Tony Blair, ex-prime minister (pictured November 14, 2003) demanded universal internet access by 2030.

On that date, Charley Kline from the University of California-Los Angeles and Bill Duvall from the Stanford Research Institute were able to transmit the word ‘login’ over a network funded by the Advanced Research Projects Agency (ARPA).

This transmission was made possible by the use of a system later to become known today as the internet. 

ARPANET was the idea of two people who wanted to communicate from Los Angeles to Stanford about ARPA. 

Kline tried to relay the word login to Duvall but could not get the word out “lo” before the system crashed.

However, Stanford received the entire message on its second attempt.

ARPANET was shut down in 1990. However, it provided the basis for the future Internet.

Over time, there were many developments in software and hardware that would allow this technology to be made available to the general public. This will bring the technology out of the computer world into the pockets and homes of billions.

Kline und Duvall have been credited with sending the first email over the internet. But there are a few founder fathers who came before these two.

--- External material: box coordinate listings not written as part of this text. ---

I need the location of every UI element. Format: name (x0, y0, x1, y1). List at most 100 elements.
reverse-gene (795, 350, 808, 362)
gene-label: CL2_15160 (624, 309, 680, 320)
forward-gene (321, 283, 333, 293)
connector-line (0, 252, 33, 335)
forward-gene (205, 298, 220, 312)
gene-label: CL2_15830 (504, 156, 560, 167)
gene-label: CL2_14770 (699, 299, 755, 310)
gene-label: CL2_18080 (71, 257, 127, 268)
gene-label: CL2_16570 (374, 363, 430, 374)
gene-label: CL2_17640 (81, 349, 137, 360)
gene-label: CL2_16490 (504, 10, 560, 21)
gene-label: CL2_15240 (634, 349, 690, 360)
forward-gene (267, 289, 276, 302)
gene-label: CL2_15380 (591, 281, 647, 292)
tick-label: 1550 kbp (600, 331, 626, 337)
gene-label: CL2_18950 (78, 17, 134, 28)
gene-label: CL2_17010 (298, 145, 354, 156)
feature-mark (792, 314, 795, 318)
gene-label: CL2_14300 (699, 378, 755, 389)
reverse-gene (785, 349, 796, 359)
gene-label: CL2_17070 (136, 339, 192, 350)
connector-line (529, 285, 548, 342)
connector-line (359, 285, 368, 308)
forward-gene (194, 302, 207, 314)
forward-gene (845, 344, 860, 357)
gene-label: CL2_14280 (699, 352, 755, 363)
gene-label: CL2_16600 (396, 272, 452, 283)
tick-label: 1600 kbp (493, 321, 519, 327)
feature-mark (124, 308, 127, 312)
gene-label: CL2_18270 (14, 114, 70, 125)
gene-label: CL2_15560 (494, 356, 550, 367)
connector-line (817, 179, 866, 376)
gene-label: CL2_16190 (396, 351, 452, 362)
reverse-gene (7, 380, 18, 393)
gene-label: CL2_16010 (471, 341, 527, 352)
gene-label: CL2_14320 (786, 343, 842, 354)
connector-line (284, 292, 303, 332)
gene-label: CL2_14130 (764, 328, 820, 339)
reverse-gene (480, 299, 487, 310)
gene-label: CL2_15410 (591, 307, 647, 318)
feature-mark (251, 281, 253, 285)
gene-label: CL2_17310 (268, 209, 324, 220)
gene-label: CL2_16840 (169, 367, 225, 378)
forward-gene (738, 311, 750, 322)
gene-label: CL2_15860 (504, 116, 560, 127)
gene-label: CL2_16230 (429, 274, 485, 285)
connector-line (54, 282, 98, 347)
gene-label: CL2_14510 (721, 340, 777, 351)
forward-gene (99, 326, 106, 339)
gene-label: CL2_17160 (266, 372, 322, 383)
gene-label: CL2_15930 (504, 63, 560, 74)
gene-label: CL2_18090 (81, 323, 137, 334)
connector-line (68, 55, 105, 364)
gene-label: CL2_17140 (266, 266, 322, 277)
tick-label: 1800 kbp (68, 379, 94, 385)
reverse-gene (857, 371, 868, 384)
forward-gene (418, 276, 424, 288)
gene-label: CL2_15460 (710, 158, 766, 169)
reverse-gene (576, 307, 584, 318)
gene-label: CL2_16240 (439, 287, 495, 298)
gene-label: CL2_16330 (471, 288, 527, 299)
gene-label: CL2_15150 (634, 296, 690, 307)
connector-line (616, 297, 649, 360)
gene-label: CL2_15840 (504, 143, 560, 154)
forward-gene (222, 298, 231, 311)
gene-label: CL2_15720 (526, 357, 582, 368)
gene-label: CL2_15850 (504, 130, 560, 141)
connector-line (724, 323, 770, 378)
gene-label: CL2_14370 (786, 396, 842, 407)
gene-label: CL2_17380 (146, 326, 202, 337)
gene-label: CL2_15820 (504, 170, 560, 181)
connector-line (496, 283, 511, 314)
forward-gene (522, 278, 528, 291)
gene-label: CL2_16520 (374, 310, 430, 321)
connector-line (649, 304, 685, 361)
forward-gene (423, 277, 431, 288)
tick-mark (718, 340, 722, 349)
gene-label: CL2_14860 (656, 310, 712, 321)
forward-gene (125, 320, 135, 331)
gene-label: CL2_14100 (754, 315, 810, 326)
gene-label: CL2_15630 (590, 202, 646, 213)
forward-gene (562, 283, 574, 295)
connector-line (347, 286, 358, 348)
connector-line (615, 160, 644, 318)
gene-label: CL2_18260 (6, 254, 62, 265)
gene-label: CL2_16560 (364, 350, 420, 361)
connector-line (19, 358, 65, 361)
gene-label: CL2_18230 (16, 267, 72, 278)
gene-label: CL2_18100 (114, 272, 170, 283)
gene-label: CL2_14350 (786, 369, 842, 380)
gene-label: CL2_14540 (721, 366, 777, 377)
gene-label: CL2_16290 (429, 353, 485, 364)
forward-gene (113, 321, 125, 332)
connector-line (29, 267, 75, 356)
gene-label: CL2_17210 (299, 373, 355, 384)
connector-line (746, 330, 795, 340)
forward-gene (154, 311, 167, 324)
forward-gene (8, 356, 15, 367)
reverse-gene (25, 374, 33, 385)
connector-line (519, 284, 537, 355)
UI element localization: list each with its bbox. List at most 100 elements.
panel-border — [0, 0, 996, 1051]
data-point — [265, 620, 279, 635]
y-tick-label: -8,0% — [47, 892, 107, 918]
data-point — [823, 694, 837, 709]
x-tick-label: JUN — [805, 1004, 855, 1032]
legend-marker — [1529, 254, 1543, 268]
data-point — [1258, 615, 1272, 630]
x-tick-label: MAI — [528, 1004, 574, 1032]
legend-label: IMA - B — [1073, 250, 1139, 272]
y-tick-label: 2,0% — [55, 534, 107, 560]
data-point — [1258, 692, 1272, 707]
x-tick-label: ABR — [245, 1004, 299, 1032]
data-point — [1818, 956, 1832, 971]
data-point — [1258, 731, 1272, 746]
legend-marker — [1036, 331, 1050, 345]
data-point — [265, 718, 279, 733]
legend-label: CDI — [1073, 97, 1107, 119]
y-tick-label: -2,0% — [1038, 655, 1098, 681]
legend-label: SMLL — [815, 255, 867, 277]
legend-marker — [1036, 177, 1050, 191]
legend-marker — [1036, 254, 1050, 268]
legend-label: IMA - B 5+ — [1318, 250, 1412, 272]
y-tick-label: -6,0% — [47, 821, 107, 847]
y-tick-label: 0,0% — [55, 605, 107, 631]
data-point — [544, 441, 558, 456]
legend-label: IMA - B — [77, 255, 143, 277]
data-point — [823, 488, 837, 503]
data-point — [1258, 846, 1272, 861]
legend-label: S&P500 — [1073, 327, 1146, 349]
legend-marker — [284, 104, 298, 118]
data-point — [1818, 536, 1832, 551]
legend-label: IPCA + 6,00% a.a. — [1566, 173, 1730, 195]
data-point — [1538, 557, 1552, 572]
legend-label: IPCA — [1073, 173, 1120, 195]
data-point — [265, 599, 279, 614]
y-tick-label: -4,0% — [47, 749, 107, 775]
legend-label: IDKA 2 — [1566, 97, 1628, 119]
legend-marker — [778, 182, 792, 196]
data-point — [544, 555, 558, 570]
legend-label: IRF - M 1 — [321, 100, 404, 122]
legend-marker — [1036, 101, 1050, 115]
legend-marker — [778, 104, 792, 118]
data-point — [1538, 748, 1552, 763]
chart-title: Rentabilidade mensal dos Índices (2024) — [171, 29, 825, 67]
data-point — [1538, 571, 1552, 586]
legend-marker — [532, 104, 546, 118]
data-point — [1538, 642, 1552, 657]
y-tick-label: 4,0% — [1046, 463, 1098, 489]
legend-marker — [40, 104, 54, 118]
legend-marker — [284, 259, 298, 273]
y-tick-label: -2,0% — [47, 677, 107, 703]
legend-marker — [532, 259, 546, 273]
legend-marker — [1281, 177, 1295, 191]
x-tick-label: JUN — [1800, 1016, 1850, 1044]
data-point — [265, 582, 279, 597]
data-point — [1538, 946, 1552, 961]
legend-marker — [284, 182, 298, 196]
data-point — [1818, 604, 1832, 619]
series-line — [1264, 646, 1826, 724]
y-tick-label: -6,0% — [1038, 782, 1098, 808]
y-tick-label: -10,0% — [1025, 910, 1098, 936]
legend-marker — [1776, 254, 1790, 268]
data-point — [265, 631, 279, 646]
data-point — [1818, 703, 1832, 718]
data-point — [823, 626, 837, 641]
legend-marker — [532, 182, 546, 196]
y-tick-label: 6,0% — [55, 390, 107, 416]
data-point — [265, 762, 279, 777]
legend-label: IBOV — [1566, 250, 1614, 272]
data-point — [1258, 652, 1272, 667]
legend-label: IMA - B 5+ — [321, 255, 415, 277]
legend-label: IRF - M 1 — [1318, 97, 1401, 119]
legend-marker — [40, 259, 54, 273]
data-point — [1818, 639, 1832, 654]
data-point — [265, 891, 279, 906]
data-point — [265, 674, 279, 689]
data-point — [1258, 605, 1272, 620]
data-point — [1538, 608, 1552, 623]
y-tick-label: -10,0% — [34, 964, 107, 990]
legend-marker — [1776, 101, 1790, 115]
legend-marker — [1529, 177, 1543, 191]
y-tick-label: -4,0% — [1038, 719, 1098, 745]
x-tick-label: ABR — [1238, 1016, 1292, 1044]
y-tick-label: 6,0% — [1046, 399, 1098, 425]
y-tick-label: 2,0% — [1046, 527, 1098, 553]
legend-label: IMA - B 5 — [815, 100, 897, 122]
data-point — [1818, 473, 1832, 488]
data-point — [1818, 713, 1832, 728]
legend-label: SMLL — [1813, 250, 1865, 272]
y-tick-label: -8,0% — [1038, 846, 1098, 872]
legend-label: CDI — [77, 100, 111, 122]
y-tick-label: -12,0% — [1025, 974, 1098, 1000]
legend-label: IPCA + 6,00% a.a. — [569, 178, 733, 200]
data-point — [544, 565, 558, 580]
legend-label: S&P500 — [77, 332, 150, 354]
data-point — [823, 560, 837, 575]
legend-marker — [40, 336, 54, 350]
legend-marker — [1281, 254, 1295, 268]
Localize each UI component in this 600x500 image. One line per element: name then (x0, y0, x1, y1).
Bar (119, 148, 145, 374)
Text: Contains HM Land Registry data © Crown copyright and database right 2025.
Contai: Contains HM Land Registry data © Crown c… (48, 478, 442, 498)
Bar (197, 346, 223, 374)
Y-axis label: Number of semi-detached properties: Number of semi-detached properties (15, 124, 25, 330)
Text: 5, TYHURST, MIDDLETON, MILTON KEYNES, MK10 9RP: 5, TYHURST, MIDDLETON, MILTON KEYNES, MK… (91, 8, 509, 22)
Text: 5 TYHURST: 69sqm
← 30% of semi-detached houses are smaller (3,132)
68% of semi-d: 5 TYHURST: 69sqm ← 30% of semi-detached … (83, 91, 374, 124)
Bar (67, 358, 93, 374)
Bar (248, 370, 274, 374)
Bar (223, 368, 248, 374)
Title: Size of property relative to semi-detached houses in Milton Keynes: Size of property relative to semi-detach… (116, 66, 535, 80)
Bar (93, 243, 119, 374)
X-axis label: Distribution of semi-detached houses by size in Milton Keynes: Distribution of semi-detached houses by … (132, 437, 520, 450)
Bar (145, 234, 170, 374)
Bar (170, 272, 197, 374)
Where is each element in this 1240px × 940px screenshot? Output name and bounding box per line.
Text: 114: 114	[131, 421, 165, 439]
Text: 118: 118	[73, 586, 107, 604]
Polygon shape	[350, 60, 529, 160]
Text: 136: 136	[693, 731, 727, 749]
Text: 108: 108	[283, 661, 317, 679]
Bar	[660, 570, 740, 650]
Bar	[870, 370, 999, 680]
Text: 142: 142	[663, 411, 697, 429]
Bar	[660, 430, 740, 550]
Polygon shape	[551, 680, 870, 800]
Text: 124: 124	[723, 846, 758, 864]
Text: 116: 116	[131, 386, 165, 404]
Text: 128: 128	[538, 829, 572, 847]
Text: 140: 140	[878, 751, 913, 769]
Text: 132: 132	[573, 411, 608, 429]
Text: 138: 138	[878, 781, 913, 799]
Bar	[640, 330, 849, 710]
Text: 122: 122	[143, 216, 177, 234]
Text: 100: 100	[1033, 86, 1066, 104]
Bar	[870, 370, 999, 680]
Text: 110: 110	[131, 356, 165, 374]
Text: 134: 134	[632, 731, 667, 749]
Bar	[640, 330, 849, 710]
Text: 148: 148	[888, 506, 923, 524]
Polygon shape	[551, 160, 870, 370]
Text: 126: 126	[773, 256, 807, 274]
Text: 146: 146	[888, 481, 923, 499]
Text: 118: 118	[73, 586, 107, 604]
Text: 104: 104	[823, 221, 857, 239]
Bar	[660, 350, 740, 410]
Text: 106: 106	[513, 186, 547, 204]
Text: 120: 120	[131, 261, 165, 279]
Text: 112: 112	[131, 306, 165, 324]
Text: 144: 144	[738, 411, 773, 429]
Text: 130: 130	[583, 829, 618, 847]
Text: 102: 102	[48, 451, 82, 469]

Bob Taylor is a pivotal figure in computing’s history. At ARPA, Taylor helped to create a computer network linking ARPA-sponsored researchers at institutions and companies around the globe.

Leonard Kleinrock was also a Professor at University of California Los Angeles. He developed the mathematical theory of packet switching, and sent the first messages between two computers in a network that predated the Internet.


The World Wide Web was created by Sir Tim Berners-Lee, a British computer scientist born on June 8, 1955.

He graduated from Queen’s College Oxford with a degree in physics and began as an engineer for the microprocessor and telecommunications industries.

Berners-Lee explained the concept for a global system using hypertext in order to facilitate information sharing between researchers during 1980 while working independently at CERN.

Tim Berners-Lee wrote (pictured) the blueprint for what would become the World Wide Web, and said he is alarmed at what has happened to it in the last year

Tim Berners Lee (pictured) created the blueprint that would eventually become the World Wide Web.

The prototype Enquire system he created was the foundation for the World Wide Web.

He published his seminal paper in 1989, “Information Management: A proposal”, and built the first WWW web server and browser, “”.

The World Wide Web Consortium was established by him in 1994. This is the largest international standards organization for the internet.